Flutter is an aeroservoelastic phenomenon in which unsteady aerodynamic forces combine with structural vibrations to produce a self-feeding oscillation which usually leads to airplane damage! We do aircraft flutter analysis to ensure that the aircraft is safe and free from flutter at all points in the flight envelope.

What are the Regulatory Requirements for Flutter?

The FAA as well as European Aviation Safety Agency (EASA) and other agencies requires the aircraft shows to be free from flutter for all nominal flight conditions and for critical combinations of failed systems and structures. All possible combinations of fuel, payload and operating conditions (such as holding ice accumulation) must be considered. Flight flutter tests must be performed for some of the conditions to demonstrate the accuracy of the analysis and to prove the airplane is safe to operate. Flutter is critically dependent upon airspeed because the dynamic pressure in the airstream provides the energy for the self-feeding oscillations. Therefore, we perform analyses at higher air-speeds than what other design aspects require. Not only do civil airworthiness regulations require this, but it also provides a margin of safety in speed.

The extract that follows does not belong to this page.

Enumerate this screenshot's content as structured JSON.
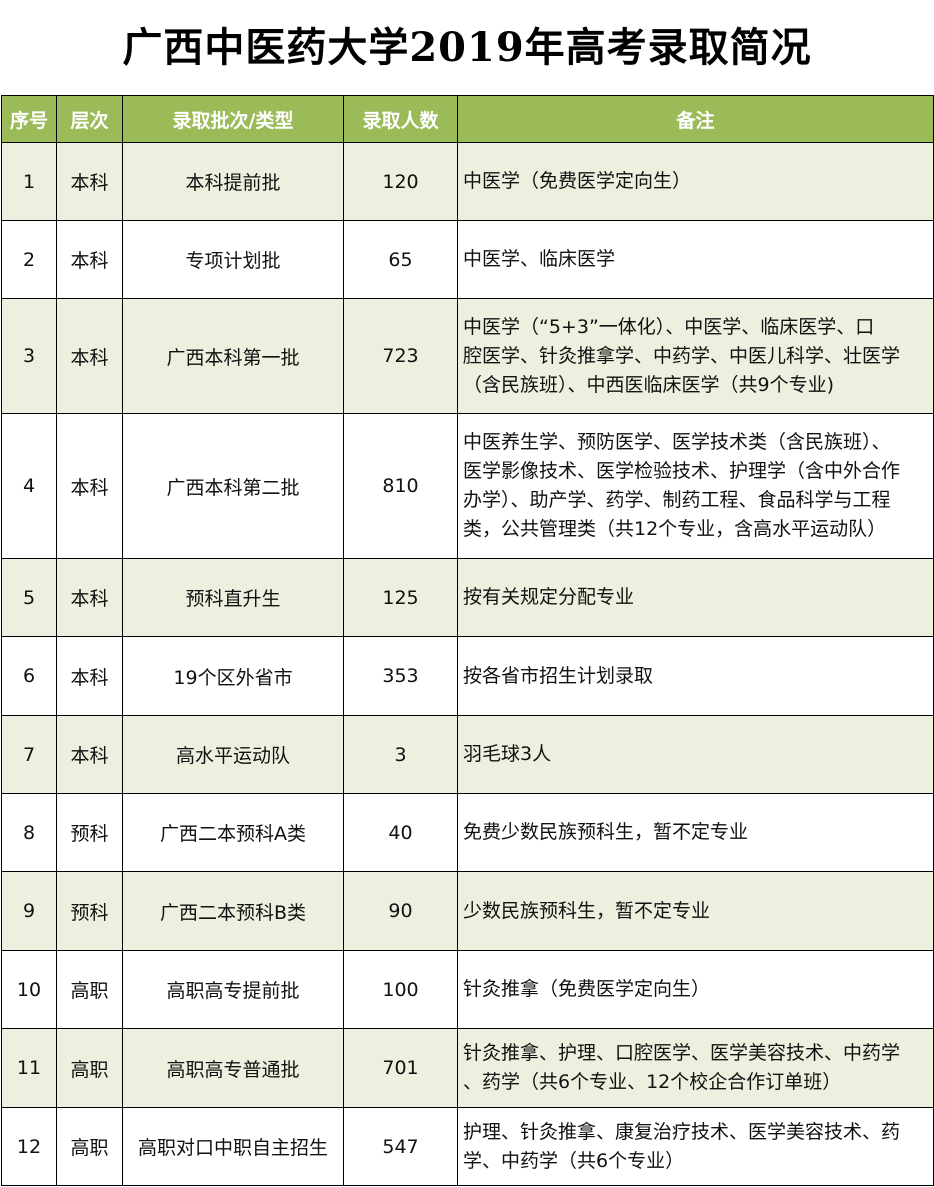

How are Flutter Calculations Made?

We model the airplane interaction between structural vibrations and unsteady aerodynamics using an engineering tool such as MSC.Nastran. These models show whether an airplane will respond in a stable or unstable fashion to an atmospheric disturbance. Stable responses will damp out over time and are not a problem. Unstable responses will grow, generally within seconds, and usually with serious results.

How is Freedom from Flutter Designed into an Airplane?

A flutter analysis shows which airplane types, or modes, of vibration result in flutter and at what airspeeds the flutter occurs. Flutter outside the analysis envelope is not a problem but flutter inside the envelope is. Variations in the analysis model can show which design changes we can use to improve flutter behavior. Typical design features that contribute to good flutter characteristics include: stiff, lightweight structure, mass-balanced or hydraulically stiffened control surfaces and structural mass concentrated toward the wing or tail leading edges.

What Tests and Analyses are Performed?

Engineers usually calculate airplane structural vibration modes with a Finite Element Model (FEM). Validation of these models is from a Ground Vibration Test (GVT) of the actual as-built airplane or component. We validate the aerodynamic data taken from Computational Fluid Dynamics (CFD) and wind tunnel tests and during the airplane certification flight testing phase. We also conduct flight flutter tests during the certification flight tests. During these tests, the airplane is subjected to critical flight conditions (usually requiring a shallow dive) and control pulses or other means to excite structural vibrations, which are shown to have stable damping. The tests use speed buildup approaches and other flight test procedures to ensure flight safety during the tests.